REL2080 – Intensive course in Buddhist Philology (ICBPh)
In essence, the course consists of the systematic study of parallel Buddhist texts preserved in Sanskrit (or Pali), Chinese and Tibetan. Its purpose is to train students in the interrelation between these texts: Chinese and Tibetan texts are usually translations of Sanskrit originals and represent the Buddhist canonical scriptures of these two important traditions. A sound knowledge of trilingual philology is important in order to develop expertise in numerous areas of Buddhist thinking and history.
The course is designed to enable students of Buddhism to access the scriptural materials of the Buddhist tradition in their original languages. At the end of the course, they will be equipped to advance their studies using primary sources in the original languages, including Pali, Sanskrit, Chinese and Tibetan.

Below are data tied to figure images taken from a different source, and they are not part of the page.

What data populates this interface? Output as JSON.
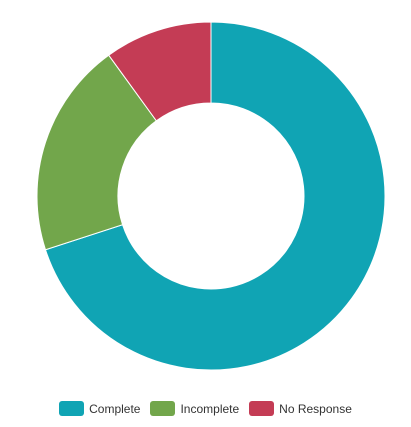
{
  "chart_data": {
    "type": "pie",
    "variant": "donut",
    "title": "",
    "slices": [
      {
        "label": "Complete",
        "value": 70,
        "color": "#10a4b4"
      },
      {
        "label": "Incomplete",
        "value": 20,
        "color": "#72a64b"
      },
      {
        "label": "No Response",
        "value": 10,
        "color": "#c43c55"
      }
    ],
    "legend_position": "bottom",
    "start_angle_deg": 0,
    "direction": "clockwise"
  }
}
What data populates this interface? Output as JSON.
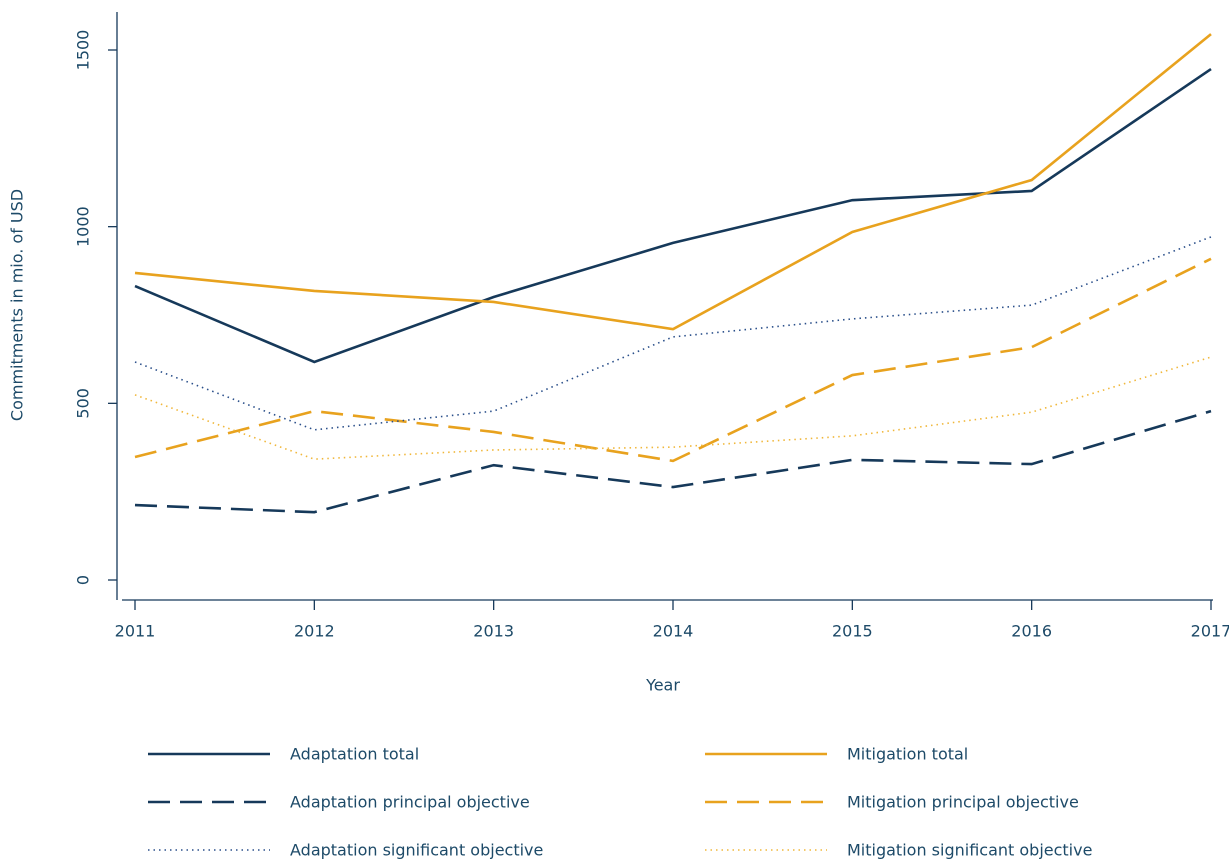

Students who are admitted to study programmes at UiO must each semester register which courses and exams they wish to sign up for in Studentweb.
If you are not already enrolled as a student at UiO, please see our information about admission requirements and procedures.

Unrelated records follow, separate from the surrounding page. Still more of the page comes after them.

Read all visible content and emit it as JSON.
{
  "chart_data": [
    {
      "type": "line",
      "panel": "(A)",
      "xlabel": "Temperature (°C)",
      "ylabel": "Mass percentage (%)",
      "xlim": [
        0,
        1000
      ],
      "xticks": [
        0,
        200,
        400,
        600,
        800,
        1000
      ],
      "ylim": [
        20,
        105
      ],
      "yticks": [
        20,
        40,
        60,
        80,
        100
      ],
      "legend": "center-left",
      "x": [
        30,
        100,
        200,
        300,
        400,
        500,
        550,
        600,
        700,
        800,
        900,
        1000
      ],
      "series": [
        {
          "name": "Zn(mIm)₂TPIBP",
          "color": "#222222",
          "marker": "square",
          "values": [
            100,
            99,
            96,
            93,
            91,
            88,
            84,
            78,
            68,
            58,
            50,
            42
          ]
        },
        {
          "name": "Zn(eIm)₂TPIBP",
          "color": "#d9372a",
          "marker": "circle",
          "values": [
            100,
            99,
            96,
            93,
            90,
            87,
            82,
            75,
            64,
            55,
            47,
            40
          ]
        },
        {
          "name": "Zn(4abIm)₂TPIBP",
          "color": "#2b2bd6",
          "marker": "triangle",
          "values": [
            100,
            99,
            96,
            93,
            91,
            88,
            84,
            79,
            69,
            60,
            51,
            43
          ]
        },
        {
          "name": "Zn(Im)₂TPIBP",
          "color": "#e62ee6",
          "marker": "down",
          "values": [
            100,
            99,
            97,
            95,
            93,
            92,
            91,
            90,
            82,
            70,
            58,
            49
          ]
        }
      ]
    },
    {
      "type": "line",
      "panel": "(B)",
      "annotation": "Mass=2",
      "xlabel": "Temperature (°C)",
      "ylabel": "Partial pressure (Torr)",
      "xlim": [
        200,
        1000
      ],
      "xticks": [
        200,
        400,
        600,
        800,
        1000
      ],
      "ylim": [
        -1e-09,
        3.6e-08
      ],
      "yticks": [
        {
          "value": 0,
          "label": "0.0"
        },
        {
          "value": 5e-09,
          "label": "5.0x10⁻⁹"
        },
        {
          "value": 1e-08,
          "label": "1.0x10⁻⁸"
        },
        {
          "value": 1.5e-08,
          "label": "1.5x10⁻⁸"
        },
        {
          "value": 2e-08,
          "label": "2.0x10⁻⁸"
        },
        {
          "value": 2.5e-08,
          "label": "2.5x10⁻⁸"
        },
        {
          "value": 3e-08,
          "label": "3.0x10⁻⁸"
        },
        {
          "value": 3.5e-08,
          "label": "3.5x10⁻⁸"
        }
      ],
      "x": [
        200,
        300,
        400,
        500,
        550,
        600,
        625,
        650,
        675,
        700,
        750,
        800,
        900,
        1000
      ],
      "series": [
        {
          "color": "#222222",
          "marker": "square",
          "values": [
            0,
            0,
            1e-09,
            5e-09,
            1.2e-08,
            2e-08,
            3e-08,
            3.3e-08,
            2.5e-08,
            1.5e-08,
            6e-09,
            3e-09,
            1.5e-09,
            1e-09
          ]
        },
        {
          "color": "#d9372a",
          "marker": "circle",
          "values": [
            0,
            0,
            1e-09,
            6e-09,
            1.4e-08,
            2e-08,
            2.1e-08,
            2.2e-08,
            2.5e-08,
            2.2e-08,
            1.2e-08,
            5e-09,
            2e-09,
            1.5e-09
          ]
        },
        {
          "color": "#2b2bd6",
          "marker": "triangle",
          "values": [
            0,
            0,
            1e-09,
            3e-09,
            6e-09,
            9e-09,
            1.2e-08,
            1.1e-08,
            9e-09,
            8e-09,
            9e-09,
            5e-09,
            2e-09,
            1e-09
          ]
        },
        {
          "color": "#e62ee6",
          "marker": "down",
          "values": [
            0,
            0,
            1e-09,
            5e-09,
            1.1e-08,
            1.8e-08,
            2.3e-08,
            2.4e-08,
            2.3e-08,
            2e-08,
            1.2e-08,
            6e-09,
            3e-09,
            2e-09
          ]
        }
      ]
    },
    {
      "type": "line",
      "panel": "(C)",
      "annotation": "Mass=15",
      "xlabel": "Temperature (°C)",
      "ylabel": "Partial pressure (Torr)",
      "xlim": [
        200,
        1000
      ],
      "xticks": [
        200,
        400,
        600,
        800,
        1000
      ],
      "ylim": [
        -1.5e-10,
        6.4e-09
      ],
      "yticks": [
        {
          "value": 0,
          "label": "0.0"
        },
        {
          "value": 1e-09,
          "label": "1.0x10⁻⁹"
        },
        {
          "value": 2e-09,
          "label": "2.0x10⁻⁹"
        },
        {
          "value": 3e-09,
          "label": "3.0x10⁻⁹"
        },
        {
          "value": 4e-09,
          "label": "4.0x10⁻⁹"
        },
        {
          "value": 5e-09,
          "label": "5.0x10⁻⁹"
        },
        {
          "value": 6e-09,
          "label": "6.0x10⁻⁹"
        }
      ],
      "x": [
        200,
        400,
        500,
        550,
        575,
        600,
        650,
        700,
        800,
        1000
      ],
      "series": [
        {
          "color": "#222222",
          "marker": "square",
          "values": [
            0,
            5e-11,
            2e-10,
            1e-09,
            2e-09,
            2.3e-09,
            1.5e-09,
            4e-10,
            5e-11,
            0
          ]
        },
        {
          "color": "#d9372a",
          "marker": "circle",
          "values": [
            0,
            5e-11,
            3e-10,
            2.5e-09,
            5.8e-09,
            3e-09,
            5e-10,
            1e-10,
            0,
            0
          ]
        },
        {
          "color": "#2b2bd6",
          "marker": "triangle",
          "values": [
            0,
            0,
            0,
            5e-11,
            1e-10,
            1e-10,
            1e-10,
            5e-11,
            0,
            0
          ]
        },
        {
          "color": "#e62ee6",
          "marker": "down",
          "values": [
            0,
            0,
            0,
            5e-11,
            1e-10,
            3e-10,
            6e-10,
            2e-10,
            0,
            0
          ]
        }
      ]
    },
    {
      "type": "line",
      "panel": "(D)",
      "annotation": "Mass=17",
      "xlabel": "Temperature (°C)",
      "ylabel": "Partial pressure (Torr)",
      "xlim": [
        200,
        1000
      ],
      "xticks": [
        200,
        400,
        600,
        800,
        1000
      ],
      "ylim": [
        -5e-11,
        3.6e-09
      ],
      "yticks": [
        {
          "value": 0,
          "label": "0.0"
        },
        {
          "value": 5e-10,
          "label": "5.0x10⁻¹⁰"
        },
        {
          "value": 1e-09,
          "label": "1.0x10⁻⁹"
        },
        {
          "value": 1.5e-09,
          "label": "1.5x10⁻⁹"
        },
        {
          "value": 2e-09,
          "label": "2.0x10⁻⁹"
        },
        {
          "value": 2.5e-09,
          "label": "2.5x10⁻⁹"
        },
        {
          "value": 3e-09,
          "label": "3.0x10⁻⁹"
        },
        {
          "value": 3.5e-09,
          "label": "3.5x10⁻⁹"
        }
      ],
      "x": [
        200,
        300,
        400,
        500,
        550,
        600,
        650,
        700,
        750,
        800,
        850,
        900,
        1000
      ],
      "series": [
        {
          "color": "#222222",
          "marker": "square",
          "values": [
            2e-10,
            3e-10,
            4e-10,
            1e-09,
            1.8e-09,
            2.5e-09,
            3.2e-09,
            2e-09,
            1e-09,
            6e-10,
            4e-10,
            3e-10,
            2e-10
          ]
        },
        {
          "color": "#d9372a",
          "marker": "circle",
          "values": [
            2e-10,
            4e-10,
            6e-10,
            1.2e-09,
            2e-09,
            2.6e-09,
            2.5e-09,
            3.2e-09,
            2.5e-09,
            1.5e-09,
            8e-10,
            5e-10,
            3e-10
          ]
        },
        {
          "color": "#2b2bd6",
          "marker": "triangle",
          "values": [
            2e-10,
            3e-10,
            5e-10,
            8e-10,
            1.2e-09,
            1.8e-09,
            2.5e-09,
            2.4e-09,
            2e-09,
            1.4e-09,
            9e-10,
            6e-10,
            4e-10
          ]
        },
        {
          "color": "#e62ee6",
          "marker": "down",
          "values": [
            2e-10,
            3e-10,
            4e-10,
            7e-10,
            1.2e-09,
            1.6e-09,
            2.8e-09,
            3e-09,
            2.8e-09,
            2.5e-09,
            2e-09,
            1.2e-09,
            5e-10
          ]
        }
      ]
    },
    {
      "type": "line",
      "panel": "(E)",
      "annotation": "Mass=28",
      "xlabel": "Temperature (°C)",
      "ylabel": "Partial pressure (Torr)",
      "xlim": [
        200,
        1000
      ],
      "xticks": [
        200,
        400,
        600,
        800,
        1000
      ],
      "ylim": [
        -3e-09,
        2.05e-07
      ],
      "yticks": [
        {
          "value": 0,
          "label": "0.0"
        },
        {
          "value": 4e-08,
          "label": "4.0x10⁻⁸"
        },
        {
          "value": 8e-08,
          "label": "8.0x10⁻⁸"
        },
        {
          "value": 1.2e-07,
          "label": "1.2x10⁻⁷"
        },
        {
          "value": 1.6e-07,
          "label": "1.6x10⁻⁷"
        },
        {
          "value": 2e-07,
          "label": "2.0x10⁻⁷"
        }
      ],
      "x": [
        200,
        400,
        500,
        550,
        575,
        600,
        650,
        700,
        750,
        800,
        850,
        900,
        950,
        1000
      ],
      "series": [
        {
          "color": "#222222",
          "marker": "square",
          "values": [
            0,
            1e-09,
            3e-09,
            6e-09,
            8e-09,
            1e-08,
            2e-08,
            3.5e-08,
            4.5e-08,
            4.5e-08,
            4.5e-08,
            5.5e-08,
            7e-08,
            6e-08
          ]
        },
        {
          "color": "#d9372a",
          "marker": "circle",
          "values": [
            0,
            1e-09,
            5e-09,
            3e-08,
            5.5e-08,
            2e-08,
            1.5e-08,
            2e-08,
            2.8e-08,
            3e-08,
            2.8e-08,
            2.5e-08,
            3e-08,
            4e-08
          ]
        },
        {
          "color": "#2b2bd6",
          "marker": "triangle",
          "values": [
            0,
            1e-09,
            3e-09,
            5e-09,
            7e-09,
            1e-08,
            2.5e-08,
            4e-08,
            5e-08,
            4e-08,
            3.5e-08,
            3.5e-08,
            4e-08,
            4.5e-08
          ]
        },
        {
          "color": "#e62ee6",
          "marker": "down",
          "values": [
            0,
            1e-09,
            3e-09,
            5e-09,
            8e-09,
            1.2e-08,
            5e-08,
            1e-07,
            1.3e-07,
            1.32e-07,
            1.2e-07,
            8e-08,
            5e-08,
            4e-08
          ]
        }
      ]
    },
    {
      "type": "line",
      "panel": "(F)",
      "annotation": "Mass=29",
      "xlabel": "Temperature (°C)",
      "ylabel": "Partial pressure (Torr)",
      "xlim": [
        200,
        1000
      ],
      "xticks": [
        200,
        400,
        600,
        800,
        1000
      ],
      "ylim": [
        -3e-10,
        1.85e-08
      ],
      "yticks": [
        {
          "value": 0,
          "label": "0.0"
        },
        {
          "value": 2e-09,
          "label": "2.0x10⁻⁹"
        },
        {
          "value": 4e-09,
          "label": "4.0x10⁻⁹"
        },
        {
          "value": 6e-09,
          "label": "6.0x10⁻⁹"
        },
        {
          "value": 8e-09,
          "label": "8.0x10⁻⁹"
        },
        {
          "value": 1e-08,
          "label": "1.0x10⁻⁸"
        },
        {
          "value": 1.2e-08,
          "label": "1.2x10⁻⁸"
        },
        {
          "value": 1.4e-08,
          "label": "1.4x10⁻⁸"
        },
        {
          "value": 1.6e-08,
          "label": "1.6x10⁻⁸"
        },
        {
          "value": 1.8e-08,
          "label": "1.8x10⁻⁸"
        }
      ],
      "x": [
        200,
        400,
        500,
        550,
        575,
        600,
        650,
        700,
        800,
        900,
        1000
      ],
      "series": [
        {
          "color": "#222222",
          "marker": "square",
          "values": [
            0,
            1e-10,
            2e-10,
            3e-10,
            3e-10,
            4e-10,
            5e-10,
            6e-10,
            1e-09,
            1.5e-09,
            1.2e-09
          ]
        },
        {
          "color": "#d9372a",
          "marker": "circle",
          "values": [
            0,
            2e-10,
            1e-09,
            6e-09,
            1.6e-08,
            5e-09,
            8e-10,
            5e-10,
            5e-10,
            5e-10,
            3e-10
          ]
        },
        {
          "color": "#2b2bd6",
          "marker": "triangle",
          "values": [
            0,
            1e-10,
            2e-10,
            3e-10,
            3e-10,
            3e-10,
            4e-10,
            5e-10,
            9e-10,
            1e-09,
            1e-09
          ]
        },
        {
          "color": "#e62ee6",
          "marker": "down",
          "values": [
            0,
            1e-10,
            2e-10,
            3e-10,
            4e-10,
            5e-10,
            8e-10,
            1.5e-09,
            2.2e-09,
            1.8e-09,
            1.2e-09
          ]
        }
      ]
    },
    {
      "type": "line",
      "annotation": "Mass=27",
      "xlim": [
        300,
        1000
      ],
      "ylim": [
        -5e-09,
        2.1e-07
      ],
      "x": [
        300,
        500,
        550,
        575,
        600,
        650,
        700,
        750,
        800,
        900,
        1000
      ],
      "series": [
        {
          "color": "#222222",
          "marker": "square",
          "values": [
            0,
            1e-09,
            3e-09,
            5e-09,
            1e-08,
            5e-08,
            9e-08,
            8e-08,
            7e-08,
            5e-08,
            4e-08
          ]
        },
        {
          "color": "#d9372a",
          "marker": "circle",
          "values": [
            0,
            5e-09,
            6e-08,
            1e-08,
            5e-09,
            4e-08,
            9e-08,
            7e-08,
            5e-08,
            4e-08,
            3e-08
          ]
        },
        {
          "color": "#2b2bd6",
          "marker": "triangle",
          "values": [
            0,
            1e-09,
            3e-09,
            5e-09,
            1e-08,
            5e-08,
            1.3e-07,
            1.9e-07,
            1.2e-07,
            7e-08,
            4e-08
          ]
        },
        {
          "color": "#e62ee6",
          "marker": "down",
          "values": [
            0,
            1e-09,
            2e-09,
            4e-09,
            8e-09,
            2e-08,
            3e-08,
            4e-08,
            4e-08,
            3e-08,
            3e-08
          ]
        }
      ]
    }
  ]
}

Min. 5 - max. 10 students.
Formal prerequisite knowledge
General university entry requirements.
Recommended previous knowledge
The course presupposes a working knowledge of Buddhist Sanskrit as well as a good grasp of either Tibetan (for those wishing to learn Buddhist Chinese) or Chinese (for those wishing to learn the Tibetan). Students who seek to learn Buddhist Chinese should prepare for the course by learning to use a Chinese dictionary, for example, R. H. Mathews: "Chinese-English Dictionary". Those seeking to learn Tibetan should read M. Hahn: "Lehrbuch der klassischen tibetischen Schriftsprache" (Textbook of Classical Literary Tibetan).
The course consists of 15 weeks of instructions. Two seminars, lasting two hours each, will be held each week. Students are expected to prepare for these seminars at home. The first two seminars consist of an introduction to the basic elements of Chinese and Tibetan phonology. The remainder of the seminars are used to read trilingual texts.

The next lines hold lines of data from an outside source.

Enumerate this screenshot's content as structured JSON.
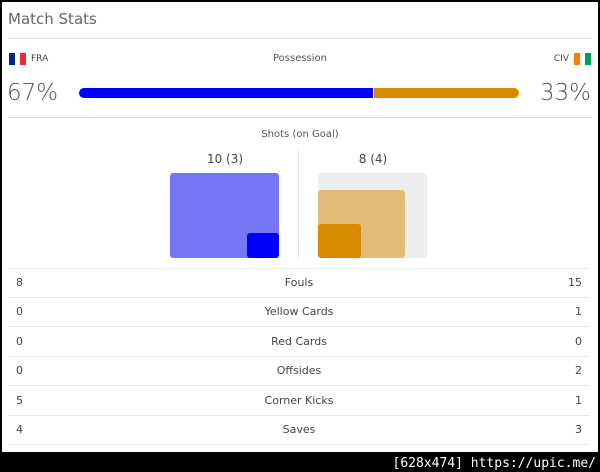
{
  "title": "Match Stats",
  "home": {
    "code": "FRA",
    "flag": [
      "#002395",
      "#ffffff",
      "#ed2939"
    ],
    "possession": "67%",
    "possession_value": 67,
    "shots": "10 (3)",
    "shots_total": 10,
    "shots_on_goal": 3,
    "color": "#0000ff",
    "light_color": "#7676f5"
  },
  "away": {
    "code": "CIV",
    "flag": [
      "#f77f00",
      "#ffffff",
      "#009e60"
    ],
    "possession": "33%",
    "possession_value": 33,
    "shots": "8 (4)",
    "shots_total": 8,
    "shots_on_goal": 4,
    "color": "#d68a00",
    "light_color": "#e3bd78"
  },
  "possession_label": "Possession",
  "shots_label": "Shots (on Goal)",
  "stats": [
    {
      "label": "Fouls",
      "home": "8",
      "away": "15"
    },
    {
      "label": "Yellow Cards",
      "home": "0",
      "away": "1"
    },
    {
      "label": "Red Cards",
      "home": "0",
      "away": "0"
    },
    {
      "label": "Offsides",
      "home": "0",
      "away": "2"
    },
    {
      "label": "Corner Kicks",
      "home": "5",
      "away": "1"
    },
    {
      "label": "Saves",
      "home": "4",
      "away": "3"
    }
  ],
  "watermark": "[628x474] https://upic.me/"
}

Examinations will test the students' ability to explain trilingual texts: the particularities of translation and grammar as well as the interrelation between the Buddhist languages. The examination will last eight hours, and the candidate will answer a number of questions in writing. The result will be assessed using letter grades (A to F). The course constitutes the basis for work on the lexicographical internet project Thesaurus Literaturae Buddhicae, which will actively be employed throughout the course.
Students who are studying for a degree at UiO, may use this course as an element in the Programme for Studies of Ideas and Culture and the programme in Religious Studies. The course may also be relevant for students of the programme in Asian and African Studies.